I. Incidindo sobre pessoas presumivelmente inocentes, a aplicação das medidas de coação tem de revestir-se das devidas cautelas, estando por isso sujeitas a estritas prescrições de legalidade (de tipicidade), de necessidade, de adequação e de proporcionalidade, que deverão orientar as decisões judiciais que lhes respeitem.
II. A prisão preventiva só pode ser aplicada (e subsequentemente mantida) quando, para acautelar as necessidades processuais, as outras medidas legalmente previstas se revelarem inadequadas ou insuficientes.
III. Devendo ser revogada ou substituída sempre que circunstâncias de facto ou de direito supervenientes tenham efeito direto nos pressupostos que ditaram a sua aplicação.
IV. Postulando o princípio rebus sic stantibus, que em princípio a medida de coação aplicada se deverá manter, salvo superveniência de alguma das circunstâncias previstas na lei.

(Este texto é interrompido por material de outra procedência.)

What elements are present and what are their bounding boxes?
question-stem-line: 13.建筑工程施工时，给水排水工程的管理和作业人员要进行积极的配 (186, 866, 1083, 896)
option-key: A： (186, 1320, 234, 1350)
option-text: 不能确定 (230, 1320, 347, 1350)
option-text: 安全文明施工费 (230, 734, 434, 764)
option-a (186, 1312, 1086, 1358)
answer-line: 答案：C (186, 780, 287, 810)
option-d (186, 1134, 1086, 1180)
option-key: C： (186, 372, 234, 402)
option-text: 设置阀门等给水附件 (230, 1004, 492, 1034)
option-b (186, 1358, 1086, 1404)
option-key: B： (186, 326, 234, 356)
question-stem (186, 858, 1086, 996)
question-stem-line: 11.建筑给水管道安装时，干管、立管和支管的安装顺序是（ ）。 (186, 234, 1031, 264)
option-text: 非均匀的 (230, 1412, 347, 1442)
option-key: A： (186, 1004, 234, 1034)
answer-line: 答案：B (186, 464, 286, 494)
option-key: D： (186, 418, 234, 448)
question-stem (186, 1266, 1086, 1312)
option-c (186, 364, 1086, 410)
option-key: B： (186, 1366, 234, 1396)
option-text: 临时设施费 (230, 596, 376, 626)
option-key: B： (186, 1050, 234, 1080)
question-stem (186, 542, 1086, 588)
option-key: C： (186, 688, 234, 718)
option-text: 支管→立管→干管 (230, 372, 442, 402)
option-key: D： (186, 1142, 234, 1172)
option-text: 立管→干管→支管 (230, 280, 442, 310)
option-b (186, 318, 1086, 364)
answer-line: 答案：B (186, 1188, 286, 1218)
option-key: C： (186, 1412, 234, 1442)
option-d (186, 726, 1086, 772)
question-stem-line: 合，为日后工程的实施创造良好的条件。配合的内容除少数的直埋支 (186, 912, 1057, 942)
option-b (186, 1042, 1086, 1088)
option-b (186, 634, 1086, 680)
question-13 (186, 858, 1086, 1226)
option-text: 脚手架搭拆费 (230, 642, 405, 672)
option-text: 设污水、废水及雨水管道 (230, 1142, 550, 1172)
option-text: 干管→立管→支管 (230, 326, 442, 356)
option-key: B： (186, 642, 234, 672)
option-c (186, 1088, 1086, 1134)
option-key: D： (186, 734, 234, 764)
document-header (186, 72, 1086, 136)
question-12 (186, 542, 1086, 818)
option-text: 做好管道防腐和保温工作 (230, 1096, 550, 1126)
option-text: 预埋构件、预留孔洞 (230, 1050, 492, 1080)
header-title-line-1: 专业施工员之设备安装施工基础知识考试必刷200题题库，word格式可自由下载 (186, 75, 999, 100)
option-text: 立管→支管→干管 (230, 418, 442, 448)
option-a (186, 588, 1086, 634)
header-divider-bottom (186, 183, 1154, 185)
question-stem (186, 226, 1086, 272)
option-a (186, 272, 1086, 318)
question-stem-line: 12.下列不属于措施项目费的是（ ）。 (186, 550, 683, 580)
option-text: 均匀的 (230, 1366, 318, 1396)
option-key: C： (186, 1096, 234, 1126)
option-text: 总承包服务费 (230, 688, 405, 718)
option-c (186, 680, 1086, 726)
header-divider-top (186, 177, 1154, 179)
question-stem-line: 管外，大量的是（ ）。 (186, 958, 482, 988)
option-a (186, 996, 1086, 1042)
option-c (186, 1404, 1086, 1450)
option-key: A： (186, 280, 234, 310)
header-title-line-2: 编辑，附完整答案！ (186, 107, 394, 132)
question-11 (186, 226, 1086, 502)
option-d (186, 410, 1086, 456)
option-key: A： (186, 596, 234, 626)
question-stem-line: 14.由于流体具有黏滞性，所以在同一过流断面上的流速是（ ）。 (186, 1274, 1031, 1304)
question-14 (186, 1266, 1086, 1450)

a. No processo do …º Juízo Central Criminal de …, no qual respondem 26 arguidos por crimes de tráfico de substâncias estupefacientes e ilícitos conexos, AA, nascida a … de 1996, com os demais sinais dos autos, está acusada da prática de «um crime de tráfico de estupefacientes, previstos no artigo 21º, § 1.º do Decreto-Lei n.º 15/93, de 22 de janeiro, com referência às Tabelas I-A, I-B e I-C anexas ao referido diploma legal.
No pretérito dia 31/1/2025, no âmbito do controlo liminar do processo na fase de julgamento, foi proferido o seguinte despacho no Juízo recorrido:
«(…)
«Considerando o disposto no art. 213.º, n.º1, al. a) do Código de Processo Penal, cumpre proceder ao reexame dos pressupostos da medida de coacção a que os arguidos se encontram sujeito, e tal sem que mostre necessária a Sua audição Ou do Ministério Público, não obstante o requerido pelo arguido BB e a posição assumida pelo Ministério Público, no sentido de ser indeferida a alteração do estatuto coactivo.
Como resulta dos autos os arguidos CC, DD, EE, FF, GG, HH, II, AA, JJ, KK, LL, MM, NN, OO, PP e QQ encontram-se sujeitos à medida de coacção de prisão preventiva desde 8 de Julho de 2023, sendo que os arguidos RR, SS, TT e UU encontram-se presos preventivamente a 15 de Dezembro de 2023.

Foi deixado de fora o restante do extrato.